Proposals should focus on group(s) of rare diseases with commonalities, such as shared biological features, possibly within the same and/or across different medical areas within the rare diseases landscape. 

The proposals should address most of the following research activities:

• Establish multidisciplinary collaborations between all relevant stakeholders by integrating disciplines, technological developments and existing knowledge. Integrate harmonised data from multiple sources (i.e. natural history studies/clinical trials, multi-omics, medical imaging, registries etc.) by utilising data analytics and/or other suitable methods, with the aim to understand the pathophysiology/heterogeneity of the rare diseases concerned and to identify therapeutically actionable mechanisms.
• Develop and utilise relevant preclinical models and/or innovative tools/technologies to: verify molecular/cellular pathways/genes that can be therapeutically targeted, increase the confidence in the targets selection and/or perform toxicity studies.
• Develop and/or execute innovative clinical trials designs for small populations and novel approaches to assess and monitor the safety and efficacy of the proposed interventions. Such approaches may include but are not limited to: biomarkers defining robust surrogate and clinical endpoints; artificial intelligence tools/medical devices/biosensors/ companion/ complementary diagnostics for defining reliable patient reported outcomes; modelling and simulation and in-silico trials methodologies.
• Carry out preclinical proof-of-concept (PoC) studies and/or multinational interventional clinical studies to demonstrate the safety and efficacy of the therapeutic interventions under study. Applicants should propose a clear exploitation pathway through the different necessary steps (research, manufacturing, regulatory approvals and licensing, IP management etc.) in order to accelerate marketing authorisation and uptake by the health systems.

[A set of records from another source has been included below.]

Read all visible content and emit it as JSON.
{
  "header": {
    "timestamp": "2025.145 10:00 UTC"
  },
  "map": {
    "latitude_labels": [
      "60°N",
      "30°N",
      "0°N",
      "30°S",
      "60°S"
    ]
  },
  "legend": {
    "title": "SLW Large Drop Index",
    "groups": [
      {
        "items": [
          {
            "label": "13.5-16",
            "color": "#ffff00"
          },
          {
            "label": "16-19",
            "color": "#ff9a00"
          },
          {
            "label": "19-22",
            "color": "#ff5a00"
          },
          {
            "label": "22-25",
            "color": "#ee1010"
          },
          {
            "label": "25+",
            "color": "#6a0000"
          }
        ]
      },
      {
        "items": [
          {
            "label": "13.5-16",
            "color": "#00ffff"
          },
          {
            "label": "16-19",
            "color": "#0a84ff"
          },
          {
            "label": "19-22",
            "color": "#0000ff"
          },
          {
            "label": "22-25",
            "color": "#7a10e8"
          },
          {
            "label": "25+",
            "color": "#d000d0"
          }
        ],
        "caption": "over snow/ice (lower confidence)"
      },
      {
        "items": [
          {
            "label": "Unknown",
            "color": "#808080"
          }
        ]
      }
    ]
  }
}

The therapies to be developed may include a broad family of therapeutic interventions such as small molecule(s), advanced therapy medicinal products, repurposing of existing medicinal products, including non-pharmacological interventions and/or their combinations, as relevant.
The topic will support proposals covering several different stages in the continuum of the innovation pathway (i.e. translational, preclinical, clinical research, validation in the clinical and/or real-world setting etc.), as relevant.

SME(s) participation is encouraged with the aim to strengthen the scientific and technological basis of SME(s) and valorise their innovations for the benefit of people living with a rare disease.